With nearly 920,000 residents in 38 communities over 300 square miles, DuPage County is Illinois’ second-most-populated county. Directly west of Chicago, the county is wealthy and conservative and is home to the headquarters of many Fortune 500 companies — including McDonald’s — as well as Fermilab and the Argonne National Laboratory.
It’s also home to world-class shopping. In DuPage County are the Oak Brook Center, the country’s largest open-air mall, and Chicago Premium Outlets. Both attract people from all over the world, said Julie Scholle, senior sales manager with the DuPage Convention and Visitors Bureau.
“The county offers a vast variety of attractions,” she said. “Our area is like a little melting pot of different things; there’s a little bit of something for everybody.”
Although DuPage has a plethora of modern attractions, many of its communities played pivotal roles in the Underground Railroad as “stations” for runaway slaves in the 1800s.
“We are kind of a thoroughfare of history with the Underground Railroad,” Scholle said.
Wheaton College in Wheaton, the Filer House in Glen Ellyn, the Peck House in Lombard, the Blodgett Home in Downers Grove and the Graue Mill and Museum in Oak Brook are a few of the remaining structures in DuPage County where abolitionists provided food, shelter and safety to fleeing slaves.
Another Underground Railroad station that is open for tours is the Sheldon Peck House in Lombard.
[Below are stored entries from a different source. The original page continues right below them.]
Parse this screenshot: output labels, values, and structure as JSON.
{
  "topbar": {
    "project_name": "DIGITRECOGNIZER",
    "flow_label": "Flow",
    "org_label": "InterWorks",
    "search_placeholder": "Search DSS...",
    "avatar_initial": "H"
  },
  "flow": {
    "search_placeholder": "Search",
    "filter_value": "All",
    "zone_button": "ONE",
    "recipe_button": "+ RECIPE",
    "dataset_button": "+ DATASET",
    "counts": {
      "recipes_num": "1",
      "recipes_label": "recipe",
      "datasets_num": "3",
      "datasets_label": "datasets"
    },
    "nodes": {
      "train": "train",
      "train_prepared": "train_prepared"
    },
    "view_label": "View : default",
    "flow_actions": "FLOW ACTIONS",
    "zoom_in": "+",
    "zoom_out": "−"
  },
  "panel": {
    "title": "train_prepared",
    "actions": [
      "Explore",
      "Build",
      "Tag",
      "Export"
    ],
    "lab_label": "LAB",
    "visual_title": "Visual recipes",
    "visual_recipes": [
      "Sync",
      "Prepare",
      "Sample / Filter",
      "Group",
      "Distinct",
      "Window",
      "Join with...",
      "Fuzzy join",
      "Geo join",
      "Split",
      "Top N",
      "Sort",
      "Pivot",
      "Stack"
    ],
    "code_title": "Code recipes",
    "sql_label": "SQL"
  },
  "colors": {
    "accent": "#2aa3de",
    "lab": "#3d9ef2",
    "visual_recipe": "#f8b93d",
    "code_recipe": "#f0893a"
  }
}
Over the years, the 1839 farmhouse has served as the area’s first school, a stop on the Underground Railroad and home to noted 19th-century painter and portraitist Sheldon Peck. Peck’s descendants lived in the house until they donated it to the Lombard Historical Society in 1995.
Groups also enjoy Cantigny Park, a sprawling 500-acre park with two museums. The park began in the 1930s as Col. Robert McCormick’s experimental farm. McCormick was the editor and publisher of the Chicago Tribune for 44 years, and after his death in 1955, the land was transformed into a public park as directed in his will.
Today, Cantigny’s 22 individual gardens are spread across 29 acres and feature trees, shrubs, grasses and ornamental flowers. The McCormick Museum, in the former mansion, focuses on the life and family of Cantigny’s founder, and the First Division Museum explores American history through the eyes of the First Infantry Division.